The group aims to give the industry’s views to Welsh climate change and housing minister, Julie James, who is steering through radical changes later this year.
The measures include an increase in the notice landlords must give when issuing evictions and protection for tenants from evictions for a minimum of 12 months after signing a contract. And under the new rules all landlords will be required to provide a written copy of the occupation contract to the tenant, setting out the rights and responsibilities of both parties; there will be a strengthened duty on landlords to ensure the property is fit for human habitation, including the installation of smoke alarms and regular electrical safety testing; and the introduction of a consistent approach to eviction where antisocial behaviour and domestic violence occurs.
And in the holiday lets sector, the Welsh Government is looking to control the number of second homes and holiday lets through planning measures - three categories of housing will include a primary home, a second home and short-term holiday accommodation. Local planning authorities would be able to amend the planning system to require planning permission for change of use from one class to another.
There will also be a licensing system for Airbnb and other short let platform landlords, and possibly higher purchase tax on additional homes, too.
Daryl McIntosh, policy manager at Propertymark, says: “Our conversations with the Welsh Government have been welcomed and it is good to see that they are willing to work with the sector in order to ensure that future policy is fit for purpose for all those involved.
“The Welsh Government has largely focussed on planning policy and local taxes as levers to change behaviour in the private rented sector, however, these do not directly deal with the barriers and disincentives to investment in the private rented sector.
“Our working group will now look to develop clear, targeted proposals on what action is necessary to ensure that policy both supports and incentivises investment to then be tested through the pilot scheme.”

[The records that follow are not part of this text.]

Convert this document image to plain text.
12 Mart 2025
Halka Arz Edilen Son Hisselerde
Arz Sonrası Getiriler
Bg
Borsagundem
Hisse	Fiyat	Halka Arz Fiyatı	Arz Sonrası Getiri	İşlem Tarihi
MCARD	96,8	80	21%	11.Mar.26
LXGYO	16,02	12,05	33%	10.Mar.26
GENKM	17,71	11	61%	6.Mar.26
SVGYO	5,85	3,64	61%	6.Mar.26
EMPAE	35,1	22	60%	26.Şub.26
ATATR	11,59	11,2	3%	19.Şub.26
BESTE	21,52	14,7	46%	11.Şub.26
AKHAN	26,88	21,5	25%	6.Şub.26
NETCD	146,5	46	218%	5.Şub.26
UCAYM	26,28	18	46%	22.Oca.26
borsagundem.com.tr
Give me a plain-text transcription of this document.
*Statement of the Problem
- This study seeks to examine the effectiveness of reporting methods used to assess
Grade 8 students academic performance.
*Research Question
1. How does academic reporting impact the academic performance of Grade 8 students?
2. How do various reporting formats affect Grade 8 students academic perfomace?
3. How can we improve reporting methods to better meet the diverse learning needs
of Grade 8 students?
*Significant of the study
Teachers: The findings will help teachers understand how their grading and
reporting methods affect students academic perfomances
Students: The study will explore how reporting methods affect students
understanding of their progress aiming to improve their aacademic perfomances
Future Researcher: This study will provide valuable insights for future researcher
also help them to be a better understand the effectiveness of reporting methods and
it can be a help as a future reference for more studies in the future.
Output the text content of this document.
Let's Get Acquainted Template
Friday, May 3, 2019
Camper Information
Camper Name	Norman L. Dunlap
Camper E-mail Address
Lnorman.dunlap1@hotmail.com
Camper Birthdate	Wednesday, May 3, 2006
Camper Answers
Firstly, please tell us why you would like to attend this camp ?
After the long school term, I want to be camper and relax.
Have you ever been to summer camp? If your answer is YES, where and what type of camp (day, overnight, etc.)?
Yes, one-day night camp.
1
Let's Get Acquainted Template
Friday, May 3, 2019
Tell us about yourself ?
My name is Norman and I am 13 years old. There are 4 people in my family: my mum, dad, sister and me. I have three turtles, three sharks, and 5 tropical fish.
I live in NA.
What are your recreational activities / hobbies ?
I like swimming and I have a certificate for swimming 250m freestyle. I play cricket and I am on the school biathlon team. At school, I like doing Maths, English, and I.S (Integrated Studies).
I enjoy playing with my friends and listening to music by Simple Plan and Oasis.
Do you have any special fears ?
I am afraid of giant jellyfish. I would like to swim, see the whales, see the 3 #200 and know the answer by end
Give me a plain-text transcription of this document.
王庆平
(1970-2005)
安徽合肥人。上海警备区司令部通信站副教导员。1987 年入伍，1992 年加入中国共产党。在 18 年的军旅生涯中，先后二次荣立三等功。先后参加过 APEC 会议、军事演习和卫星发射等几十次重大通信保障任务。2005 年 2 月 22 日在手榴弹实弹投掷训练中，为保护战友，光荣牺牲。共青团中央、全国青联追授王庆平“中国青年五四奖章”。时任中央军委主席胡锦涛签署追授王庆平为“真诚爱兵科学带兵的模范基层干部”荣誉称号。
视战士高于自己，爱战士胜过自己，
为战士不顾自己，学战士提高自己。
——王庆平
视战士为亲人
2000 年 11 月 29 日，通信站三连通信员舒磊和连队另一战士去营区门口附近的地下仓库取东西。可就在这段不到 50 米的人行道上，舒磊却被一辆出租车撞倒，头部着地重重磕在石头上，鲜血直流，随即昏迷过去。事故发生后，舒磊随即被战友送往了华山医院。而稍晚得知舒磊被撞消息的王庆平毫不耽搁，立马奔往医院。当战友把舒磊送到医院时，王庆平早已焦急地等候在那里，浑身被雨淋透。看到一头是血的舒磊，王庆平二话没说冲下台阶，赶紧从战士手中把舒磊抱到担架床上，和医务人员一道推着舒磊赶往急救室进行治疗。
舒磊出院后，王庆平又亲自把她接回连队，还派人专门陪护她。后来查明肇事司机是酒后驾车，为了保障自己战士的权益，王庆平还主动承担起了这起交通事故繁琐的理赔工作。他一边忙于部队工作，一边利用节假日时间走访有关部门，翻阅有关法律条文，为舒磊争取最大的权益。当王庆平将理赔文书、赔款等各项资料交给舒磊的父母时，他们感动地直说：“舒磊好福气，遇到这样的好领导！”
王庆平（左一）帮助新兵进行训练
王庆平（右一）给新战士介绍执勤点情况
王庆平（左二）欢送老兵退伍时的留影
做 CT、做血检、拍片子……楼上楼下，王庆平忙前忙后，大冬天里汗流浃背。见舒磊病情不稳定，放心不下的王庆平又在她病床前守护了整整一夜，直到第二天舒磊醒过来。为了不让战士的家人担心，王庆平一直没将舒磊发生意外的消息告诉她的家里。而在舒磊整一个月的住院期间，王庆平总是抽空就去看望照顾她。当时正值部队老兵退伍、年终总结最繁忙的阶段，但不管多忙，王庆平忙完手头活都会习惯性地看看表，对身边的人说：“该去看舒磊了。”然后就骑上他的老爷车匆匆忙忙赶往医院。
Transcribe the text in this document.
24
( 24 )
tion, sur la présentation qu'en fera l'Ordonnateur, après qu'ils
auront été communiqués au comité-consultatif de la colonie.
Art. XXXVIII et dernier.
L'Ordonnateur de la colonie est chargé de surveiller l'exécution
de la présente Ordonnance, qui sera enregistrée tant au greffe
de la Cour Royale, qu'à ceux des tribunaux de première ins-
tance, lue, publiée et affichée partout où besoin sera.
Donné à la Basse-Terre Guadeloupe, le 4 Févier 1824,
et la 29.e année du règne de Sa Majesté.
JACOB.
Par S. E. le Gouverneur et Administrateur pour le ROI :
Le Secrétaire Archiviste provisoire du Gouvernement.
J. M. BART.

Welsh First Minister Mark Drakeford comments: “We have a shared ambition for Wales to be a nation of thriving communities – a country where people do not have to leave to find good and rewarding work and a country which people want to come to visit and to live.
“Tourism is vital to our economy but having too many holiday properties and second homes, which are empty for much of the year, does not make for healthy local communities and prices people out of the local housing market.
“There is no single, simple solution to these issues. Any action we take must be fair. We do not want to create any unintended consequences, which could destabilise the wider housing market or make it harder for people to rent or buy.”